Gejala bisa dimulai secara bertahap dan biasanya memberat secara progresif. Gejala yang muncul bervariasi, tergantung dari bagian otak yang terinfeksi. Seringkali terjadi penurunan fungsi mental yang cepat dan progresif, menyebabkan demensia. Penderita menjadi sulit untuk berbicara dan dapat mengalami kebutaan parsial, serta kesulitan dalam berjalan. Sakit kepala dan kejang jarang terjadi. 

Kematian sering terjadi dalam waktu 1-9 bulan setelah gejala dimulai, tetapi beberapa penderita dapat bertahan hidup lebih lama (sekitar 2 tahun).

Diagnosis didasarkan dari adanya gejala-gejala yang memburuk secara progresif pada orang-orang dengan sistem kekebalan tubuh yang lemah. Pemeriksaan MRI (Magnetic Resonance Imaging) kepala biasanya dapat mendeteksi kelainan yang terjadi.

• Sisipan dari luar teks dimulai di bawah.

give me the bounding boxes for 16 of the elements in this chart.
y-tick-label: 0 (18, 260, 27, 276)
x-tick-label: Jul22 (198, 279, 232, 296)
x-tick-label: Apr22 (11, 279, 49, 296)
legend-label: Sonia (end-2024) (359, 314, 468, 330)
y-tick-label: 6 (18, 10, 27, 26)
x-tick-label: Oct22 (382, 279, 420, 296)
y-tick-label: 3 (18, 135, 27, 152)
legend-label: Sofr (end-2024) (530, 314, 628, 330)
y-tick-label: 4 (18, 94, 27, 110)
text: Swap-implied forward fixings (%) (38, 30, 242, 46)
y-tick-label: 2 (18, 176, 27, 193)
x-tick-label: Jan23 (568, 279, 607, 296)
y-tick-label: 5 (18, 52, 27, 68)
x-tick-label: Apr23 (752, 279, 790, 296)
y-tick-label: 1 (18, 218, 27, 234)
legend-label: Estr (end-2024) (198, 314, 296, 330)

Pemeriksaan cairan serebrospinal dilakukan dengan teknik PCR (Polymerase Chain Reaction) untuk mendeteksi adanya DNA virus JC. Namun, diagnosis pasti terkadang tidak dapat dibuat, sampai penderita tersebut meninggal dan dilakukan pemeriksaan terhadap jaringan otaknya.

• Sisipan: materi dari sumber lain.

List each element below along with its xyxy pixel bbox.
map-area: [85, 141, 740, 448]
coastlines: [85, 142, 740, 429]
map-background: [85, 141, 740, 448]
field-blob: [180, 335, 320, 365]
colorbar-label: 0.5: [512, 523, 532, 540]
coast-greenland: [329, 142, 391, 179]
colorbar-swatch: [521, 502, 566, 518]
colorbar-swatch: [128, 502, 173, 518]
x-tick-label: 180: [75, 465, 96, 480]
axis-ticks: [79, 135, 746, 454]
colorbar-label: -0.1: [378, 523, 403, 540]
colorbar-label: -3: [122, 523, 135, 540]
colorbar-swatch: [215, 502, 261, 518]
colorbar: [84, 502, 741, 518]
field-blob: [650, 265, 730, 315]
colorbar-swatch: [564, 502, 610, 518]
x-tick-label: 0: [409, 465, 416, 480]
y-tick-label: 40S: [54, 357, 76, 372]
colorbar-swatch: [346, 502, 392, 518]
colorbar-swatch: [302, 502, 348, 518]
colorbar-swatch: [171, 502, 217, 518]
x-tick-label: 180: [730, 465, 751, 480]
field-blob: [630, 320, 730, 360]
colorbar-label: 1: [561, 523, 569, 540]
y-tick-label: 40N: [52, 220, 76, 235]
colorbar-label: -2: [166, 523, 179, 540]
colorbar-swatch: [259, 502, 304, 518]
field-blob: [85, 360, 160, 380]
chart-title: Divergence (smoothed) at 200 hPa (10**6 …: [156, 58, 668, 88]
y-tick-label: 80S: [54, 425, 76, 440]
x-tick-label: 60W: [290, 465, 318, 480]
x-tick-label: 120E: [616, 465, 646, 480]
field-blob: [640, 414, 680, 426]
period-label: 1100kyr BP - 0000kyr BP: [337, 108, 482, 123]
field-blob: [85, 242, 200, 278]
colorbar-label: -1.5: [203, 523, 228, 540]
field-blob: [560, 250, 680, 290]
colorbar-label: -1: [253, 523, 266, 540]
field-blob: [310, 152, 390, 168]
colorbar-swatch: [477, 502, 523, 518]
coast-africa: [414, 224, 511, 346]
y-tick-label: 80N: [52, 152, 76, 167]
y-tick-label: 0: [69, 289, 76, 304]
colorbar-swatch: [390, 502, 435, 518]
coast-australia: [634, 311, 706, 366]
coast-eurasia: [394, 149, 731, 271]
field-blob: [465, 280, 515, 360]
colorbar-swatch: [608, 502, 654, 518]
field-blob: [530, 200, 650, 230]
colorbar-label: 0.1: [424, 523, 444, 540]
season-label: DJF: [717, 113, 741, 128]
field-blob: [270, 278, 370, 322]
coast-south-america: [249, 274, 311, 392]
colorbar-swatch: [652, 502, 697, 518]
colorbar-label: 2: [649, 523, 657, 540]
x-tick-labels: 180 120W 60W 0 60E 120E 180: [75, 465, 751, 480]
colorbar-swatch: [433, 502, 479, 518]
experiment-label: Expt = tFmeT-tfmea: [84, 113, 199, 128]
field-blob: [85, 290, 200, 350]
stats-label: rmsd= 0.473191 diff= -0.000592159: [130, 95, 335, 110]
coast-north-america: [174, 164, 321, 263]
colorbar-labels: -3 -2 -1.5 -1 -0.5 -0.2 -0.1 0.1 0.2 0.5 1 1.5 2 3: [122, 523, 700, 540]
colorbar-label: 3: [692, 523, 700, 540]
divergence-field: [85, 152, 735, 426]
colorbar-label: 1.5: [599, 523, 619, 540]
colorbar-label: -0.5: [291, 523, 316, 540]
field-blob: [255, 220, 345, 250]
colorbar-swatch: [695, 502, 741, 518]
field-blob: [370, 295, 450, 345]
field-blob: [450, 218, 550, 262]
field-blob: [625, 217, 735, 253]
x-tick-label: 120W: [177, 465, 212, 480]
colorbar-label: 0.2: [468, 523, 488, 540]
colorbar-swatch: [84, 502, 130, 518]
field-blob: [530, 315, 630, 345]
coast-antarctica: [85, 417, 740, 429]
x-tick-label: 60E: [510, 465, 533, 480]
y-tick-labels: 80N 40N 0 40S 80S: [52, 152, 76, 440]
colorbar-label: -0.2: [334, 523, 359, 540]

Tidak ada terapi yang telah terbukti efektif untuk mengobati penyakit ini. Namun, jika gangguan yang menyebabkan lemahnya sistem kekebalan tubuh dapat diatasi, maka penderita dapat bertahan hidup lebih lama. Misalnya, pada orang-orang dengan AIDS diperlukan pemberian obat anti-retroviral, dan pada orang-orang yang menggunakan obat imunosupresan, penghentian obat dapat menyebabkan penyakit mereda.

Orang-orang yang mendapatkan obat anti-retroviral atau yang menghentikan penggunaan obat imunosupresan dapat mengalami perburukan gejala akibat membaiknya sistem kekebalan tubuh (IRIS-Immune Reconstitution Inflammatory Syndrome). Kortikosteroid bisa diberikan untuk membantu meredakan gejala-gejala yang muncul.

Pada penderita yang bertahan hidup, para peneliti menduga bahwa fungsi sistem kekebalan tertentu telah berperan dalam menghentikan infeksi atau pengrusakan jaringan otak.

- G, John E. Progressive Multifocal Leucoencephalopathy. Merck Manual Handbook. 2013.